Our servers are located in the United States and Germany (mail relay). If you are located outside of these countries, your data will be transferred to and processed in these jurisdictions. By using PartsBroadcast, you consent to this transfer. We ensure appropriate safeguards are in place for all data transfers.

10. Children's Privacy

PartsBroadcast is a B2B platform for industry professionals.
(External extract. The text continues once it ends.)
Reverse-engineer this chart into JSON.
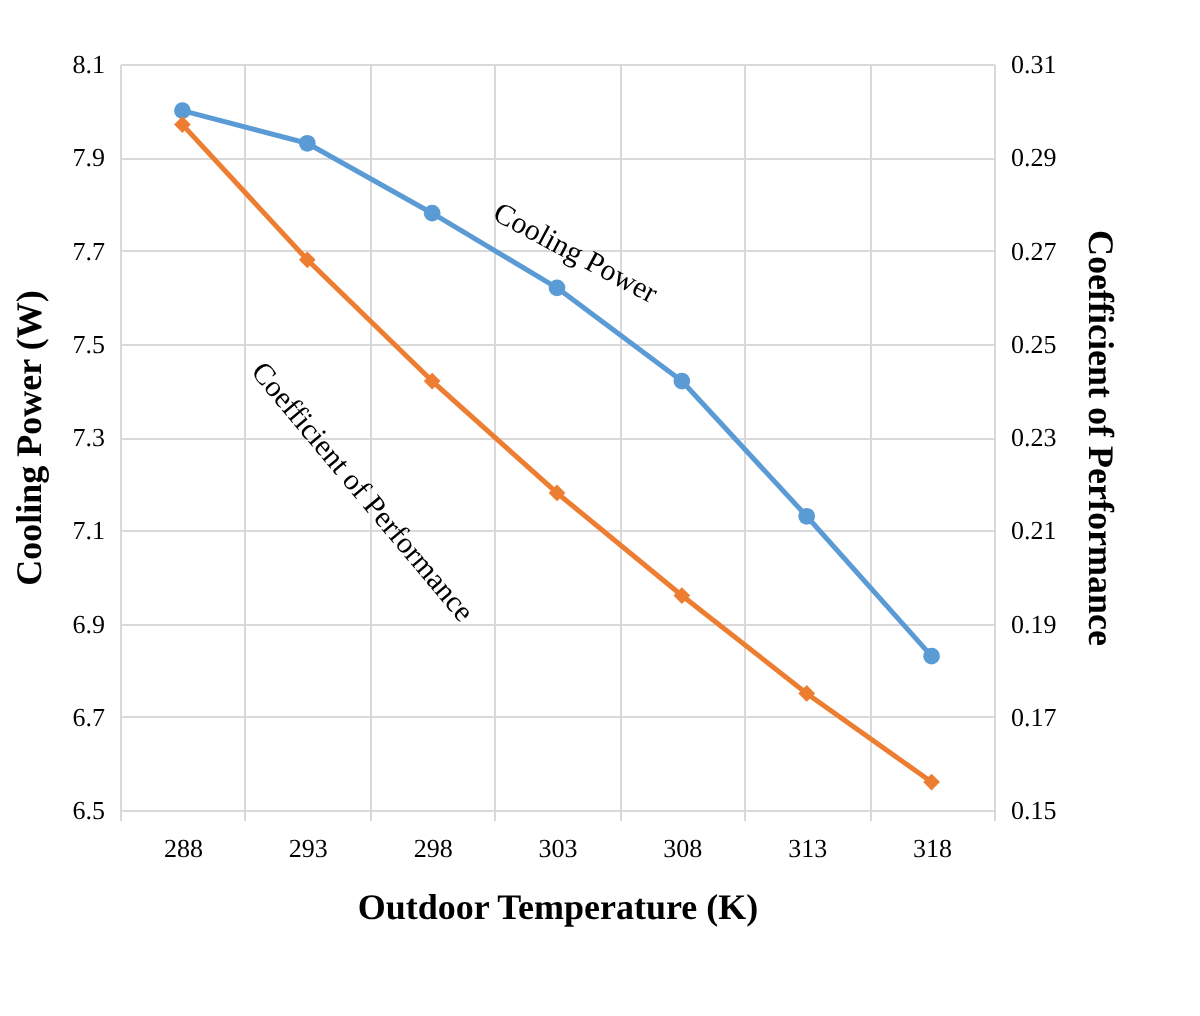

We do not knowingly collect data from individuals under 18. If we learn that we have collected data from a minor, we will delete it immediately.

11. California Privacy Rights (CCPA)

If you are a California resident, you have the right to:

  • Know what personal information we collect and how it is used (see Sections 2 and 4).
  • Request deletion of your personal information.
  • Opt out of the sale of personal information — we do not sell your data.
  • Non-discrimination for exercising your rights.

12. Changes to This Policy

We may update this policy to reflect changes in our practices or legal requirements. Material changes will be communicated via email to registered users. The "Last updated" date at the top of this page indicates when the policy was last revised. Continued use of PartsBroadcast after changes constitutes acceptance.

13. Data Processors

The following third parties process data on our behalf:

  • Stripe, Inc. (San Francisco, CA) — payment processing for sender and buyer subscriptions.
  • Contabo GmbH (Munich, Germany) — mail relay server hosting. Emails in transit pass through our dedicated Contabo VPS. No data is shared with Contabo beyond what is necessary for server hosting.

We do not use any other third-party data processors, advertising platforms, or tracking services. Analytics are self-hosted.

14. Contact

For privacy inquiries, data requests, or complaints:
Email: admin@partsbroadcast.com
Mail: PartsBroadcast, 25422 Trabuco Rd STE 184, Lake Forest, CA 92630
If you are unsatisfied with our response, you have the right to lodge a complaint with a supervisory authority in your jurisdiction.